North Thoresby’s last ever 1940s event took place over two days over the August bank holiday weekend – with over 6,000 people turning up to enjoy the fun on the Sunday.
The weekend featured terrific entertainment from Caron and Steve Mason of 52nd Street Jump/Lindy Hop club who, together with singers Hudson Lewis and GI Jill provided high-kicking entertainment to packed crowds, sitting around the lovely setting of the Square.
The 1940s event chairman Ian Wright explained how the popular annual festival had gone from strength to strength since it began 12 years ago, but that it was now time to draw to a close.
Ian said: “The weather was a great help, given our unsettled summer, and the event’s reputation has spread - attracting bigger audiences each year , and trebling over three years from the 2,000 a day to nearer 6,000 on the Sunday this year – with slightly fewer on the Monday. We’ve gone from one car park in 2017 to three car parks this year.
“This was a very successful event in every aspect. A terrific atmosphere, with people simply enjoying themselves – England at its best.
“The fact that it is the final event we intend to run added to the sense of occasion and to many expressions of thanks from the public which we much appreciate.”
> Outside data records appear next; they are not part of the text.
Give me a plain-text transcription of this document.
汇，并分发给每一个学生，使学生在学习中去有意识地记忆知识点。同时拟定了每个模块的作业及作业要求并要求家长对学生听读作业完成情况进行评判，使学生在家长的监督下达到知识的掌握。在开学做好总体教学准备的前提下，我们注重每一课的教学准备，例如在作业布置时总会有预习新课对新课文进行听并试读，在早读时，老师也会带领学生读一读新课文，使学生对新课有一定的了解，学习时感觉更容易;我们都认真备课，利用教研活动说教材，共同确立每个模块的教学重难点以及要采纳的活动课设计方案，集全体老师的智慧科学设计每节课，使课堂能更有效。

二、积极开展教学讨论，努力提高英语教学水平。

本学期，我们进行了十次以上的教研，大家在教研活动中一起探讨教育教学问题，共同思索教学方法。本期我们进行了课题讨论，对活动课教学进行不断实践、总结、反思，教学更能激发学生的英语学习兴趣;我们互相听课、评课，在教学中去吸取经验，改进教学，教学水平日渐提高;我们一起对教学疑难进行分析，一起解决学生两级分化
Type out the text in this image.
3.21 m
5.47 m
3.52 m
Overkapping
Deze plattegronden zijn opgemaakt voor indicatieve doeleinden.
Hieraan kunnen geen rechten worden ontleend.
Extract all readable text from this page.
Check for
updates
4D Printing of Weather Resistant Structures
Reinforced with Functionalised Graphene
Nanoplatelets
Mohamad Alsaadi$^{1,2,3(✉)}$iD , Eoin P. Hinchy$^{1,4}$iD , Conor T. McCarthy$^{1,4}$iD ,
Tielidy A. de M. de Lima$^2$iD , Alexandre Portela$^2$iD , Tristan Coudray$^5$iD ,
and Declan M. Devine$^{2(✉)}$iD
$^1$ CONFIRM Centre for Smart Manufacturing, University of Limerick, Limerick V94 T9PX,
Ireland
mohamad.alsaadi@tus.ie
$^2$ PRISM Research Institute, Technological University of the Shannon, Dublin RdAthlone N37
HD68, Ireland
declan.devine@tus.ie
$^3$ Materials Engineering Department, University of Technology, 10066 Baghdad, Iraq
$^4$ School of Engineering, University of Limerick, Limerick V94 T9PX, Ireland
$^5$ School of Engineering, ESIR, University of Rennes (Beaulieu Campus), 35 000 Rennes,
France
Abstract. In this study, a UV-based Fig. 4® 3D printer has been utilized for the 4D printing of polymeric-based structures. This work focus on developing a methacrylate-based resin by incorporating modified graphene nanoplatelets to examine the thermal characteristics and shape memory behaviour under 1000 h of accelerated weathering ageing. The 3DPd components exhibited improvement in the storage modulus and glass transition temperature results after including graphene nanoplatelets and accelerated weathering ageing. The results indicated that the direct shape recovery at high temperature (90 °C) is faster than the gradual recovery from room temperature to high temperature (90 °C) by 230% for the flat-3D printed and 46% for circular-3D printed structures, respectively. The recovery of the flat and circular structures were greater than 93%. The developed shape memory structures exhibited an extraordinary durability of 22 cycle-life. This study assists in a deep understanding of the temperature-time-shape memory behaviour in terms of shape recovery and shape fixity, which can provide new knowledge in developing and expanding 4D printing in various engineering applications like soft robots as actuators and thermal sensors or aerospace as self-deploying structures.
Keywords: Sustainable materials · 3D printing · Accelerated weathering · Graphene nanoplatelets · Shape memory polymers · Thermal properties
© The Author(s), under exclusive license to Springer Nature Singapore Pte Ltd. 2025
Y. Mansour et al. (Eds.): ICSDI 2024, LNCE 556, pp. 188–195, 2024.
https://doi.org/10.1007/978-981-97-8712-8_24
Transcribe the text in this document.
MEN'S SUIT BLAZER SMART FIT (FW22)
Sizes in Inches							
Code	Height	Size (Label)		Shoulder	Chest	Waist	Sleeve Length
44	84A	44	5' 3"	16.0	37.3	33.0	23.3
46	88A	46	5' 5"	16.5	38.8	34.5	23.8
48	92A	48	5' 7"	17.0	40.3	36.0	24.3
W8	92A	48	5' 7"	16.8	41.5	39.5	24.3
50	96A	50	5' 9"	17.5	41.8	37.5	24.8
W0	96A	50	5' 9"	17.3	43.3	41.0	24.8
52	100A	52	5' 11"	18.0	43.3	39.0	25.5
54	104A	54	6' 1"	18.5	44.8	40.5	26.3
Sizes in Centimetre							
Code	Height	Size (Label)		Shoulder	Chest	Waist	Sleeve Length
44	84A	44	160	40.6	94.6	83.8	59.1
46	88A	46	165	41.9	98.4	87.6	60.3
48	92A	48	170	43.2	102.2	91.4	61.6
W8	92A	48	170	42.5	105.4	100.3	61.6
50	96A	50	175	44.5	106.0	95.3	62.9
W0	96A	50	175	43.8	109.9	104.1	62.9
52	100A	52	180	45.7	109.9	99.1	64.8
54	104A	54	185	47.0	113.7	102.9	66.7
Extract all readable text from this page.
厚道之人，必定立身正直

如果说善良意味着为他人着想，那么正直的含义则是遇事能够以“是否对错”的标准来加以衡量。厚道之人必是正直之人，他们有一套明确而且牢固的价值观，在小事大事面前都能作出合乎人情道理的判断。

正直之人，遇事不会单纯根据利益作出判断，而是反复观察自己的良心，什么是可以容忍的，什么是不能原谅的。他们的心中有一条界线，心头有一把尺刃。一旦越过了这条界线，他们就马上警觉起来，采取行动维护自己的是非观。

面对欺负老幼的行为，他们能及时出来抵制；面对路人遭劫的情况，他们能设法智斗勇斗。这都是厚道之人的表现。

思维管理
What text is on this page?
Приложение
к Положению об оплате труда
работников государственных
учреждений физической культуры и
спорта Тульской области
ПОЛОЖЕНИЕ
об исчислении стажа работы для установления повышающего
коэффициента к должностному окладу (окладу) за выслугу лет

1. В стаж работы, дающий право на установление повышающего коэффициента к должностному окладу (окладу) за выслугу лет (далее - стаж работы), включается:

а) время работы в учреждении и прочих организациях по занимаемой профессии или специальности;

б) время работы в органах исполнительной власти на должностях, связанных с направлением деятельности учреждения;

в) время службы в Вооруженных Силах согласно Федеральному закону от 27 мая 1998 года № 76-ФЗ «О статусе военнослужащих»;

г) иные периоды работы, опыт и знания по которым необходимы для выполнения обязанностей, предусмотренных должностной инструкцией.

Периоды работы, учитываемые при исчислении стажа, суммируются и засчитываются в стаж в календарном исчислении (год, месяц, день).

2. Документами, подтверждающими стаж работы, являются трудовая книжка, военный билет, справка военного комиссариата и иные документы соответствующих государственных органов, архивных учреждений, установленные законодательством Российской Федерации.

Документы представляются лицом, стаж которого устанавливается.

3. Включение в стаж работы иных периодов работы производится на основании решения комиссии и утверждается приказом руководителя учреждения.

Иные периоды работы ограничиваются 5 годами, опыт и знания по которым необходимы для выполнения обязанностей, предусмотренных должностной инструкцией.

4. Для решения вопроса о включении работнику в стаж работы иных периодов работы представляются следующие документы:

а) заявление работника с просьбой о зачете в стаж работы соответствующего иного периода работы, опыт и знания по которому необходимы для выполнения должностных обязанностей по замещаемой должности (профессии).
Ian added that it the event went out on a high, and at the right time as: ‘everything runs its course at some point’.
He continued: “The key point about the event is the number and variety of things on offer for the whole family.
“Another important factor is it’s the setting in an English village. It has a clear identity and a distinctive character - intimate and historic. It has become a firm favourite of the 1940s enthusiasts and on the event calendar – we are constantly told by visitors that this is their favourite event.
“I would also like to thank the current committee, a marvellous group. Our achievements are as a close-knit and supportive group of friends. In addition, dozens and dozens of volunteers make the event possible – stewarding and helping in the extensive physical work of organising the site and setting it up and taking it down.”
Ian also thanked the cricketers for organising the car parking; the ‘marvellous ladies and gentleman’ in the village Navy, Army and Air Force Institutes (NAAFI); the activities put on at the two historic churches; the villagers who run steam engine rides and the steam organ at the event; the vast number of cakes baked by villagers to be sold in the NAAFI; sponsors Prestige Auctions of Grimsby; Cleethorpes and Grimsby Rotary Clubs for their support; and all of the stallholders, food outlets and attractions for their participation.
Ian said: “Over the 12 years, hundreds of villagers have been involved in one form or another – many for all 12 years.
“I would like to acknowledge the contribution of those who have led the event and all those who have played their part.
“We all follow in the footsteps of those who have gone before in bringing people together.
“Finally, many thanks to the 1940s enthusiasts and the general public for being our partners in such a lovely occasion.”
• Why has the committee decided to stop running the 1940s event?
Ian explained: “The objectives of the group running the event - and much more in the village - are to enhance village life and individual well-being in the village and locality. We wish to continue to build on the concept of community - people carving out a collective identity, individuals and community groups working and relaxing together.
“By organising social, recreational, and cultural events and activities we aim to entertain, educate and encourage participation in the community, for all generations. We raise and distribute funds, including applying for grants, to support and work alongside village organisations, clubs, institutions and groups in their activities in the community, to contribute to improvements in village amenities and facilities and to contribute to good causes and charities.
“Organising the 1940s Event has been part of our activities and has enabled us to establish - and finance - a whole range of ‘spin-off’ activities and events but we feel that it has now run its course.
“Essentially, our decision is based on the view that our efforts are best based on smaller scale village-focused events and activities which are much more easily managed, much less time-consuming, which do not involve extensive expense nor the risks based on unpredictability of the weather and the inherent issues involved in being responsible for what has become a significant public event - i.e. a vast amount of bureaucracy and detailed management.
“We have risen to these challenges and - as a team and a community - we are justly proud of what we have achieved - but our prime concern is not to run a 1940s Event for the public but to continually help build a community and generate involvement in community life - alongside the great work done by other groups in the village.
“Having analysed our priorities, we simply feel that organising an event on the scale that it has become, is not the best fit for our objectives.”